Before a fresh filtering run, you’ll need to be clear on:
N The length of your filter. N ≤ 65535.{d_1, d_2, ..., d_m} The list of derivatives to filter for. d_i < 16.q The degree of non-minimality of the filter. q < 16.K The shape parameter $\kappa$, usually zero. K < 16.M The lowest $\mu$ shape parameter to filter with. M < 16.U The highest-plus-one $\mu$ shape parameter to filter with. U < 16.The filtering output, when run against a data file of length M, is an M x ((U-M).m) array organized as follows:
\(\left[\begin{array}{ccccccc} d_{1}^{\mu_1} & d_{1}^{\mu_2} & ... & d_{1}^{\mu_{U-M}} & d_{2}^{\mu_1} & ... & d_{m}^{\mu_{U-M}} \end{array}\right]\)
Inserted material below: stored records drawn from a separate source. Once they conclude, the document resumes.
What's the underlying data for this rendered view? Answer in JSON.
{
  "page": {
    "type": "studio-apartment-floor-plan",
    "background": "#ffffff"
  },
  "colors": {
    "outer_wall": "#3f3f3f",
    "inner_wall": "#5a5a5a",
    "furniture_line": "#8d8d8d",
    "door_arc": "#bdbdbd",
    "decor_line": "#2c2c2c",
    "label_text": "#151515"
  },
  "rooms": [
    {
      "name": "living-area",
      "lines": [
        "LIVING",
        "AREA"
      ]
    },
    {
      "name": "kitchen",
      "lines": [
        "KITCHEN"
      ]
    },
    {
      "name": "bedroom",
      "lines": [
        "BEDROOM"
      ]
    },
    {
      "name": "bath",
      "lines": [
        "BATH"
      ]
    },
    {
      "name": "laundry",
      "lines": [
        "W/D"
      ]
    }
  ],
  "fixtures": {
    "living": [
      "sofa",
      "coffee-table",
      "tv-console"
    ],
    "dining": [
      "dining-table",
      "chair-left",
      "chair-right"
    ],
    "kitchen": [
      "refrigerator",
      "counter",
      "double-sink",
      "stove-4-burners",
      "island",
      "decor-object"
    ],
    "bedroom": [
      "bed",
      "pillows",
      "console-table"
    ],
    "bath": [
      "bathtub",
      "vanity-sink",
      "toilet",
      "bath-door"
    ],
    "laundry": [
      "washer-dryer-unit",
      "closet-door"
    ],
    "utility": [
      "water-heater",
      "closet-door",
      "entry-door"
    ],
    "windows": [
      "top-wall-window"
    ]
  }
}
Retrieve the encoding of the derivatives by concatenating d_1, d_2, ..., d_m, in that order, as an argument to ./zdf -d . For example: ./zdf -d 0,1,2
Armed with the resulting integer D, say 7, similarly retrieve the encoding of the whole ZDF by using flag ./zdf -e N,D,q,K,M,U. For example: ./zdf -e 1024,7,2,0,1,2
Use the resulting integer T to label your initialization file. That should be a binary file with exactly N floats written to it, labeled ${T}.zdft and placed in your data directory. See this example. Double check that the REPO and T constants in zdf.cpp match your data directory and encoding.
If using the executable to filter observations from a file: That file should also be generated as ${T}.zdfi. Ensure that the update line in zdf.cpp reads zdf.update<L>(REPO); where L is at least the number of entries in your .zdfi file. The filtered array is output to ${T}.zdfo.
Build the executable, similarly to the BPPR build instructions
Run the executable against your file(s). For example, for a single MKL thread and to specify that the initialization file should be overwritten with any new update observations:
./zdf -t 1 -w